Quanta rabbia, quale senso di ingiustizia si prova a vivere in un’Italia che ha saputo corrompere tutto, anche il nostro meritato ambire ad avere ciò che ci spetta per quello che valiamo. Ognuno di noi trova una grande gioia nel vedersi riconoscere il frutto del proprio lavoro, la meritata ricompensa per il proprio sforzo e quanto soffre nel vedere invece che siamo oppressi da un sistema di un’impenetrabile casta feudale che tutto domina e tutto vuole, anche ciò che non gli spetta, per esempio un lavoro, o un premio, o una promozione, quando per esempio noi valiamo di più.

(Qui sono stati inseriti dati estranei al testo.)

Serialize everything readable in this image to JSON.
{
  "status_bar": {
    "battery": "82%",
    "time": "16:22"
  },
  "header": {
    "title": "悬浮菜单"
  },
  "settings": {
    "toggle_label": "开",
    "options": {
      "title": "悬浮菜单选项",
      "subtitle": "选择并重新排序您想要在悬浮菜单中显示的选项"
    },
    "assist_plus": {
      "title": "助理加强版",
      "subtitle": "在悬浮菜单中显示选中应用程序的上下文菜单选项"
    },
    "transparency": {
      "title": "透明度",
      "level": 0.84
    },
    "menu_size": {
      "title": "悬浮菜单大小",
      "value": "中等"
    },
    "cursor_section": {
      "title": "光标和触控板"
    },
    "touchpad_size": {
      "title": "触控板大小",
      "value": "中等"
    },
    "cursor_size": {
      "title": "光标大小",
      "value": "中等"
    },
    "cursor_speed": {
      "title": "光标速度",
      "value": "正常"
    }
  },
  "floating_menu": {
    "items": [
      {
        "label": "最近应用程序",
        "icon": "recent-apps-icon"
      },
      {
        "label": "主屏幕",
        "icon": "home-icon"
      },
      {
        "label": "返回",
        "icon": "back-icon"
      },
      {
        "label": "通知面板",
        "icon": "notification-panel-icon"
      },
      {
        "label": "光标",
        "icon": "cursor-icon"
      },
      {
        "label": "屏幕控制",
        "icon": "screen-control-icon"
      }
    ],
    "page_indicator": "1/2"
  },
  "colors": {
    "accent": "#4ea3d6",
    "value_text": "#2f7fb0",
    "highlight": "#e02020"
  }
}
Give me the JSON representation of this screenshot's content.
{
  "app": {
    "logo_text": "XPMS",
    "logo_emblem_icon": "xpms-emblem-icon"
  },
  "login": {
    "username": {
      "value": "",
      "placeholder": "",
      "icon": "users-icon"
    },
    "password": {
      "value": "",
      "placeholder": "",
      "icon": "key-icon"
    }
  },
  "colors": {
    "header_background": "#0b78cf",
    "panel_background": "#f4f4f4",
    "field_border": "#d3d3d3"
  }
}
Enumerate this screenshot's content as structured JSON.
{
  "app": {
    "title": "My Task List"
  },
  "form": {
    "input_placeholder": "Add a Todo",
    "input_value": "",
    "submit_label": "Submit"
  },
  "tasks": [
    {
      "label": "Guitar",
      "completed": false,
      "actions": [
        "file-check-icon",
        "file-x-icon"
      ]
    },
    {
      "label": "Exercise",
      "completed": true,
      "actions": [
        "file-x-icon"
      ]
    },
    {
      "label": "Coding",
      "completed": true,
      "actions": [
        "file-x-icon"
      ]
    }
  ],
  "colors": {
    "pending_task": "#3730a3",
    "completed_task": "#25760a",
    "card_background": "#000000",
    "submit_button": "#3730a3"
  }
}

Il Veneto indipendente saprà ricreare uno spirito di meritocrazia, dove ognuno sarà scelto per i propri meriti e per le proprie capacità e non in virtù della conoscenza di questo, o di quel politico.
Ciò sarà possibile grazie al ridimensionamento della sfera del politico, dello stato e al venir meno della deprecabile malattia del corporativismo che ci è stata inoculata dal fascismo italiano, cancellando la tradizione veneta delle arti e dei mestieri, sostituendola con il dominio dei professionisti e degli albi autoreferenziali.
Il Veneto indipendente non permetterà, per fare un esempio, che un giornalista debba essere riconosciuto come tale in virtù di una tessera di appartenenza ad un organizzazione di parte. Un giornalista sarà tale se saprà scrivere bene e fare al meglio il proprio mestiere.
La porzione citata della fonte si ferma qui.